Im Zusammentreffen der Gruppen nach zwei Wochen Vorbereitungen wurde verschiedene Umsetzungsmöglichkeiten sowohl inhaltlich, als auch technisch und dramaturgisch diskutiert. Die Schülerinnen und Schüler erweiterten oder verwarfen schnell die Vorschläge, die Nicole und ich anfangs als Rahmenhandlung in der Hinterhand hatten. Entstanden sind zwei Filme, von denen es einer – neben fünf weiteren Wettbewerbsfilmen – zur Generalversammlung der UN nach New York geschafft hat.


Erfahrungen mit der Durchführung

Der Projektverlauf. Grafik: Torsten Becker

Aus Perspektive des Lehrers kann ich nur von einem motivierenden Lernszenario sprechen, das sich selbstredend den üblichen Hürden und Problemen der Projektarbeit stellen musste. Neben der notwendigen Perspektive auf die individuellen Leistungen sollte auch die Gemeinschaftsleistung hinreichend gewürdigt werden. Von einer erfolgreichen Produkterstellung kann gleichwohl im Schulkontext nicht immer ausgegangen werden. Der Prozess der Projektarbeit bietet die Chance, die Lernenden mit wichtigen Erfahrungen und Phasen des Projektmanagements zu konfrontieren und lässt Schule aus der Isolation des Schutzraums heraustreten.

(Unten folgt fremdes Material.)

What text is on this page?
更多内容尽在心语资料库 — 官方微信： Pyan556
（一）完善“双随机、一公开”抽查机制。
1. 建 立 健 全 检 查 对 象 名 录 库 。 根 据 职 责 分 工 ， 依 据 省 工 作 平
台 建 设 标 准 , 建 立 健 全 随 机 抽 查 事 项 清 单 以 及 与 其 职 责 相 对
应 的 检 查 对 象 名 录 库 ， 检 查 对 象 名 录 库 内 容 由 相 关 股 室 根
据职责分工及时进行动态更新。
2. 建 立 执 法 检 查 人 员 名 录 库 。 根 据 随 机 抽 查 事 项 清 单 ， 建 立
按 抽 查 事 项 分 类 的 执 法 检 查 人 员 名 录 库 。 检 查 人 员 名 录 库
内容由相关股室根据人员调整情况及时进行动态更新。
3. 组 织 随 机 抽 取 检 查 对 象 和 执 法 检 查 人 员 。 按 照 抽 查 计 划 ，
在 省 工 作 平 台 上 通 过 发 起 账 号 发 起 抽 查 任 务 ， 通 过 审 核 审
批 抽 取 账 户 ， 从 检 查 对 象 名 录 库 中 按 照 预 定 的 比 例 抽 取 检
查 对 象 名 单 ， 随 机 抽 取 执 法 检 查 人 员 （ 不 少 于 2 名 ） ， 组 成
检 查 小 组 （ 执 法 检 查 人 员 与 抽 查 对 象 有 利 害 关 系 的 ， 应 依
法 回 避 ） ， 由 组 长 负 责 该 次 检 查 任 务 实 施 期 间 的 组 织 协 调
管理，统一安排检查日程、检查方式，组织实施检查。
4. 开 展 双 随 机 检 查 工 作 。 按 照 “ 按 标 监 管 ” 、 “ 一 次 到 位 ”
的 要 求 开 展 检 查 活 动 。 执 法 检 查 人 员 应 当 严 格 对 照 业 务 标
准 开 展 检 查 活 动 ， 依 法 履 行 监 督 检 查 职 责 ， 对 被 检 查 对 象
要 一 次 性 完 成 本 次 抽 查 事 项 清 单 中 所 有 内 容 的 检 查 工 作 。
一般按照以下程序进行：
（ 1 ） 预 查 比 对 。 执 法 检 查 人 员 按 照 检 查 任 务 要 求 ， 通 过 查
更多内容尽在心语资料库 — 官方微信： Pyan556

Dass selbst die Rahmenbedingungen eines Projektes das aktuelle Schulsystem zur Erschütterung bringen können, zeigt die unfreiwillig vertiefte Beschäftigung mit rechtlichen Fragen. Nachdem während der Abschlussphase die gesellschaftliche Diskussion über die DSGVO entbrannte, wurde häufig von einer Veröffentlichung aufgrund der rechtlich ungeklärten Lage abgeraten oder zumindest zur Vertagung geraten. Hieran sieht man, weshalb gerade eine multiperspektivische und gut vernetzte Arbeitsweise über die Schule hinaus überfällig ist. Ohne eine beherzte Initiative aller Teilnehmer*innen, wäre das Projekt aufgrund rechtlicher Bedenken kurz vor der Veröffentlichung gekippt. Die Guy-Fawkes-Masken sind somit zugleich Sinnbild für scheinbare Anonymität in sozialen Netzwerken als auch Notbehelf und stiller Protest. Der Wunsch der Schülerinnen und Schüler, in zukünftigen Projekten mehr Zeit für die technische Nachbearbeitung zur Verfügung zu haben, zeigt zum einen das Interesse an fachübergreifender Projektarbeit und zum anderen die Nachfrage im Bereich der Digitalität.

 

Vermittlungsziele und curriculare Verortung

Da es ohnehin Probleme gab, die Themen im jeweiligen Lehrplan zu verorten, wählten wir in erster Linie die „Kompetenzen in der digitalen Welt“ der KMK als Referenzmodell, da diese auch im Medienkonzept der Schule berücksichtigt werden. Der Abgleich zwischen der KMK Strategien und den Handlungsfeldern der Projektarbeit zeigt eindrücklich, wie nah die Ziele hierbei zusammenliegen bzw. wie weit das Spektrum im Projektarbeit-Szenario abgedeckt wird.

(Schnittmenge mit den KMK-Ziele: 1.1-1.3, 2.3, 3.1-3.3, 4.2-4.3, 5.1-5.4, 6)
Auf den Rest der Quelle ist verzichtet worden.